The lab’s work on the blood tests has been led by Luis Diaz, an oncologist who has become Vogelstein’s protégé. He hit on the idea of testing blood for cancer DNA in 2005, while researching whether a flesh-eating bacterium could be used to eradicate tumors. The work involved transplanting human cancers into mice, and Diaz recalls that he “needed a way to monitor the tumors in the mouse without killing it.” He and a colleague decided that they might be able to do that with a blood test. Soon they saw the level of human DNA bouncing down and up as the treatment worked or failed. If they could monitor DNA from a human tumor in mice, wouldn’t it work in humans, too?

The idea wasn’t entirely new. It’s been known since 1948 that free-floating DNA circulates in our veins and arteries. It’s normally a waste product of dead cells. But tumors also shed DNA into the blood. The portion of DNA in the blood that comes from tumors can be as high as 87 percent in a person dying from cancer, but often the amount is vanishingly small.

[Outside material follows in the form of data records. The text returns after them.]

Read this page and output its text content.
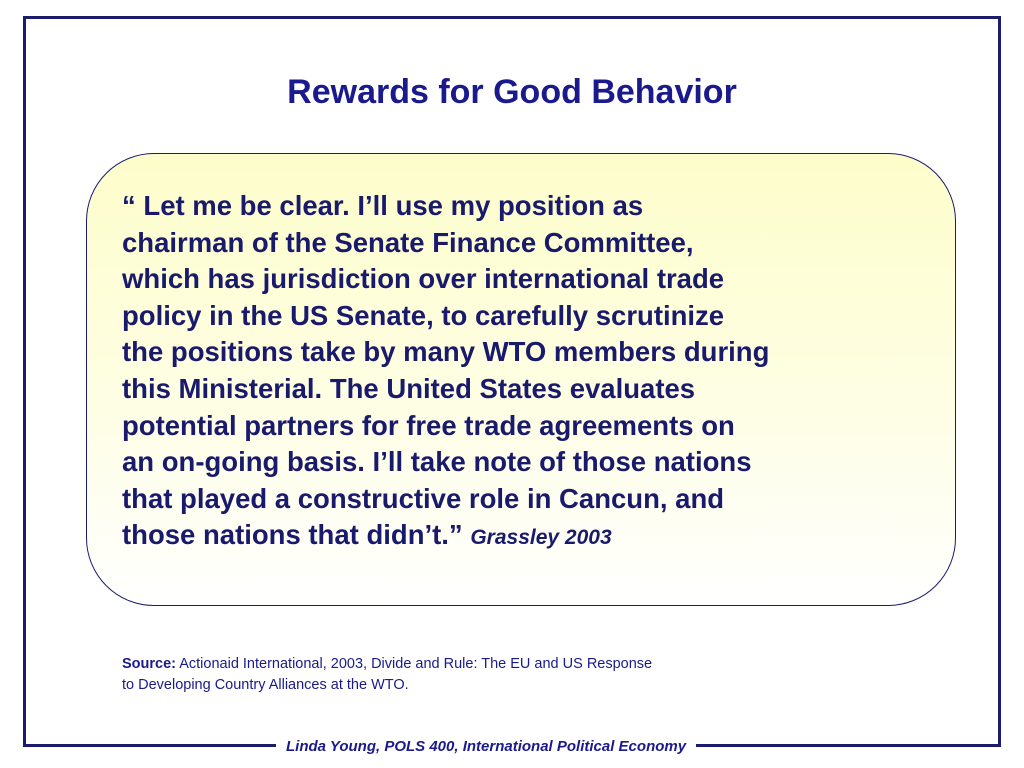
Rewards for Good Behavior

“ Let me be clear. I’ll use my position as
chairman of the Senate Finance Committee,
which has jurisdiction over international trade
policy in the US Senate, to carefully scrutinize
the positions take by many WTO members during
this Ministerial. The United States evaluates
potential partners for free trade agreements on
an on-going basis. I’ll take note of those nations
that played a constructive role in Cancun, and
those nations that didn’t.” Grassley 2003

Source: Actionaid International, 2003, Divide and Rule: The EU and US Response
to Developing Country Alliances at the WTO.

Linda Young, POLS 400, International Political Economy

When Diaz began looking at the question, all this was not yet fact but muddy possibility. To develop the liquid biopsy, the Hopkins scientists first had to invent ways to pick out the tumor DNA from an overwhelming background of normal DNA. Working with blood donated by patients with colorectal cancer whom Diaz was treating in Baltimore, the researchers initially tracked only four cancer genes. Yet they could see that the tumor DNA in the blood would disappear quickly—even within a day—after these patients had surgery or drug treatments. Healthy control subjects never tested positive. “We realized this test can ask and answer the question ‘Do I have cancer?’” says Diaz.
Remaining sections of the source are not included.